Elles se retrouvent en effet dans de nombreux objets du quotidien, dont les produits dotés de propriétés hydrophobes. «Parmi ceux-ci, on compte notamment les tissus Gore-tex beaucoup utilisés dans la fabrication d’équipements sportifs ou les poêles antiadhésives teflonisées, liste le Dr. Breider. Les domaines d’applications des PFAS sont extrêmement variés, cela va de la production de certains produits cosmétiques aux emballages en passant par l’industrie nucléaire.»
Elles se dégradent très lentement
Vous avez sans doute déjà entendu l’appellation forever chemicals, qui désigne littéralement des «substances chimiques éternelles». L’idée semble logique, puisque certaines PFAS sont extrêmement persistantes. Or, elle n’est pas tout à fait exacte: «Les PFAS peuvent se dégrader sur le très long terme, surtout si elles contiennent peu d’atomes de fluor, précise Nathalie Chèvre. Les variantes très complexes dotées de plusieurs atomes de fluor se dégradent beaucoup plus lentement, parfois sur des centaines d’années. Ainsi, à l’échelle d’une vie humaine, on peut effectivement dire qu’elles sont éternelles.»
Les PFAS sont associées à des problèmes de santé
Difficile de ne pas se sentir découragé, en réalisant qu’il est impossible de vivre complètement à l’abri des PFAS. En outre, pour Nathalie Chèvre, il faut sortir de l’idée qu’on peut vivre dans un monde propre avec une eau totalement pure. «Puisqu’on s’y expose constamment et qu’ils sont présents partout depuis plus de 70 ans, ces polluants sont désormais détectables dans l’organisme.

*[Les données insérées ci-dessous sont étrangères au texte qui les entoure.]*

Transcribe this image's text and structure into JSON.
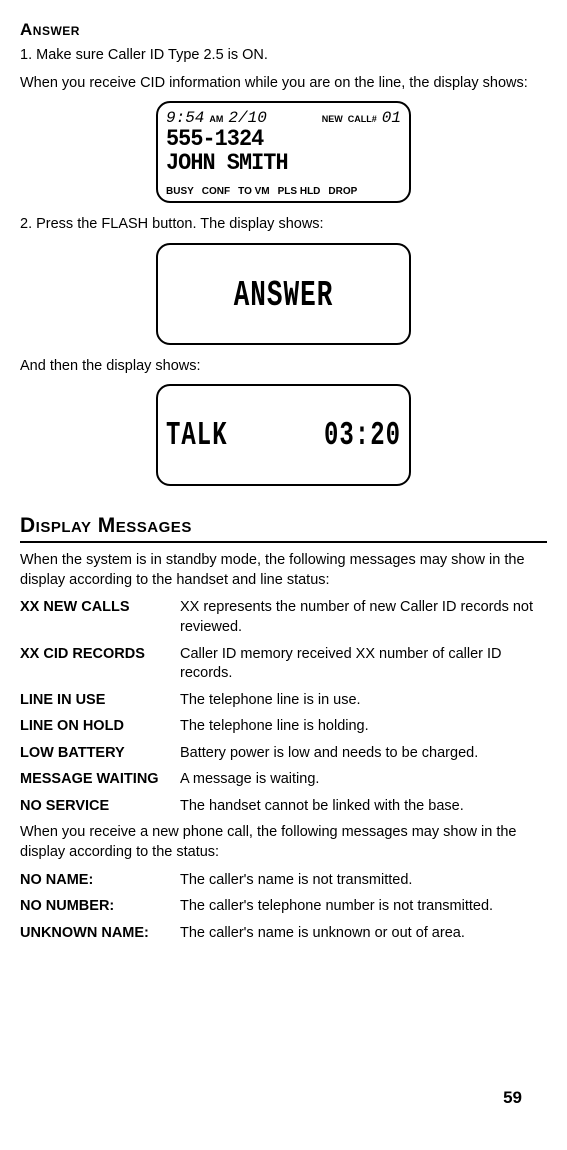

Ils participent donc à notre exposition aux substances chimiques dont on sait qu’elle peut contribuer à la baisse de fertilité et à la hausse des cancers observée ces dernières années. Mais c’est certainement ce mélange, et non une seule famille de substances, qui joue ce rôle.»
Au lieu de céder à la panique ou de bannir toutes nos poêles au fond de la poubelle, l’experte conseille plutôt d’essayer, dans la mesure du possible, de réduire notre exposition à toutes ces molécules en minimisant le risque de les accumuler: «Par exemple en mangeant des produits locaux, de saison, bio si possible, en évitant les plats transformés vendus sous emballage plastique et en choisissant des cosmétiques plus naturels», propose-t-elle.